Werbung
Schweizer Ölreserven bleiben verschlossen
Die Ölpreise schwanken und die Weltwirtschaft stottert als Folge des Iran-Krieges. Die Internationale Energieagentur empfahl ihren Mitgliedern deshalb, die nationalen Ölreserven freizugeben. Darauf verzichtet die Schweiz, während 9 von 10 hiesigen Tankstellen ihre Preise erhöht haben.
Autofahrerinnen und Autofahrer bekommen die Folgen des Iran-Krieges weiterhin an der Tankstelle zu spüren. Die schlimmsten Prognosen des TCS von durchschnittlich 1,90 Franken pro Liter Bleifrei 95 in der Schweiz bis Ende dieser Woche sind noch nicht eingetroffen. Doch solange der Krieg anhält, dürften Preissenkungen eher unwahrscheinlich bleiben.
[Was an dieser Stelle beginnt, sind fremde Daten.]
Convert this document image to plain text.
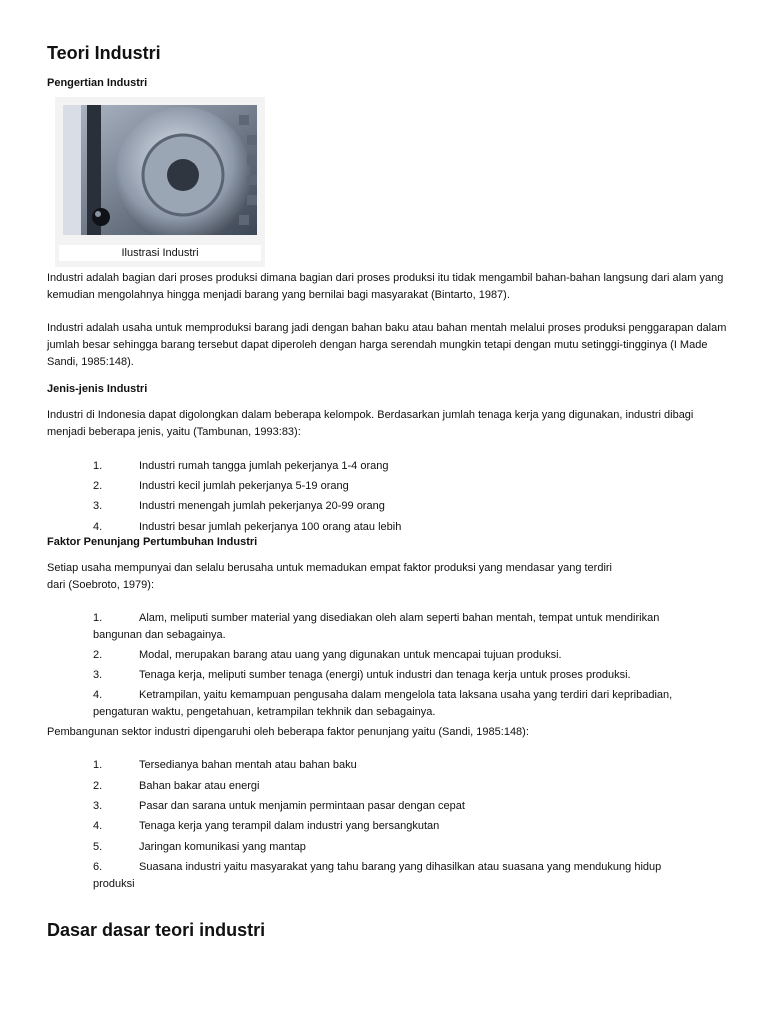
Teori Industri
Pengertian Industri
Ilustrasi Industri

Industri adalah bagian dari proses produksi dimana bagian dari proses produksi itu tidak mengambil bahan-bahan langsung dari alam yang kemudian mengolahnya hingga menjadi barang yang bernilai bagi masyarakat (Bintarto, 1987).

Industri adalah usaha untuk memproduksi barang jadi dengan bahan baku atau bahan mentah melalui proses produksi penggarapan dalam jumlah besar sehingga barang tersebut dapat diperoleh dengan harga serendah mungkin tetapi dengan mutu setinggi-tingginya (I Made Sandi, 1985:148).

Jenis-jenis Industri

Industri di Indonesia dapat digolongkan dalam beberapa kelompok. Berdasarkan jumlah tenaga kerja yang digunakan, industri dibagi menjadi beberapa jenis, yaitu (Tambunan, 1993:83):

1.	Industri rumah tangga jumlah pekerjanya 1-4 orang
2.	Industri kecil jumlah pekerjanya 5-19 orang
3.	Industri menengah jumlah pekerjanya 20-99 orang
4.	Industri besar jumlah pekerjanya 100 orang atau lebih
Faktor Penunjang Pertumbuhan Industri

Setiap usaha mempunyai dan selalu berusaha untuk memadukan empat faktor produksi yang mendasar yang terdiri

dari (Soebroto, 1979):

1.	Alam, meliputi sumber material yang disediakan oleh alam seperti bahan mentah, tempat untuk mendirikan
bangunan dan sebagainya.
2.	Modal, merupakan barang atau uang yang digunakan untuk mencapai tujuan produksi.
3.	Tenaga kerja, meliputi sumber tenaga (energi) untuk industri dan tenaga kerja untuk proses produksi.
4.	Ketrampilan, yaitu kemampuan pengusaha dalam mengelola tata laksana usaha yang terdiri dari kepribadian,
pengaturan waktu, pengetahuan, ketrampilan tekhnik dan sebagainya.

Pembangunan sektor industri dipengaruhi oleh beberapa faktor penunjang yaitu (Sandi, 1985:148):

1.	Tersedianya bahan mentah atau bahan baku
2.	Bahan bakar atau energi
3.	Pasar dan sarana untuk menjamin permintaan pasar dengan cepat
4.	Tenaga kerja yang terampil dalam industri yang bersangkutan
5.	Jaringan komunikasi yang mantap
6.	Suasana industri yaitu masyarakat yang tahu barang yang dihasilkan atau suasana yang mendukung hidup
produksi
Dasar dasar teori industri
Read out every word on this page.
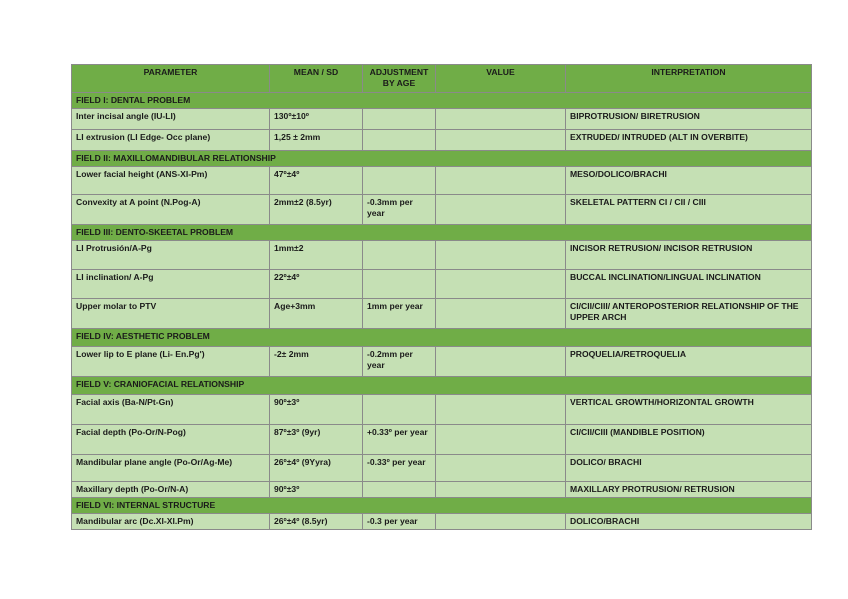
PARAMETER	MEAN / SD	ADJUSTMENT BY AGE	VALUE	INTERPRETATION
FIELD I: DENTAL PROBLEM				
Inter incisal angle (IU-LI)	130º±10º			BIPROTRUSION/ BIRETRUSION
LI extrusion (LI Edge- Occ plane)	1,25 ± 2mm			EXTRUDED/ INTRUDED (ALT IN OVERBITE)
FIELD II: MAXILLOMANDIBULAR RELATIONSHIP				
Lower facial height (ANS-XI-Pm)	47º±4º			MESO/DOLICO/BRACHI
Convexity at A point (N.Pog-A)	2mm±2 (8.5yr)	-0.3mm per year		SKELETAL PATTERN CI / CII / CIII
FIELD III: DENTO-SKEETAL PROBLEM				
LI Protrusión/A-Pg	1mm±2			INCISOR RETRUSION/ INCISOR RETRUSION
LI inclination/ A-Pg	22º±4º			BUCCAL INCLINATION/LINGUAL INCLINATION
Upper molar to PTV	Age+3mm	1mm per year		CI/CII/CIII/ ANTEROPOSTERIOR RELATIONSHIP OF THE UPPER ARCH
FIELD IV: AESTHETIC PROBLEM				
Lower lip to E plane (Li- En.Pg')	-2± 2mm	-0.2mm per year		PROQUELIA/RETROQUELIA
FIELD V: CRANIOFACIAL RELATIONSHIP				
Facial axis (Ba-N/Pt-Gn)	90º±3º			VERTICAL GROWTH/HORIZONTAL GROWTH
Facial depth (Po-Or/N-Pog)	87º±3º (9yr)	+0.33º per year		CI/CII/CIII (MANDIBLE POSITION)
Mandibular plane angle (Po-Or/Ag-Me)	26º±4º (9Yyra)	-0.33º per year		DOLICO/ BRACHI
Maxillary depth (Po-Or/N-A)	90º±3º			MAXILLARY PROTRUSION/ RETRUSION
FIELD VI: INTERNAL STRUCTURE				
Mandibular arc (Dc.XI-XI.Pm)	26º±4º (8.5yr)	-0.3 per year		DOLICO/BRACHI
Schon jetzt haben 9 von 10 Tankstellen ihre Preise erhöht. Zu diesem Schluss kommt der Tages-Anzeiger aufgrund einer Auswertung des TCS-Benzinpreisradars. Seit Kriegsbeginn seien die Preise im Schnitt um 14 Rappen für Bleifrei 95 und um 19 Rappen für Diesel gestiegen. Die teuersten Tankstellen seien eher in den Zentren zu finden, Zürich und Lausanne seien besonders teuer. Auch entlang stark befahrener Routen wie der Nord-Süd-Achse sind die Preise eher höher, während Tanken in ländlichen Regionen eher günstiger ist.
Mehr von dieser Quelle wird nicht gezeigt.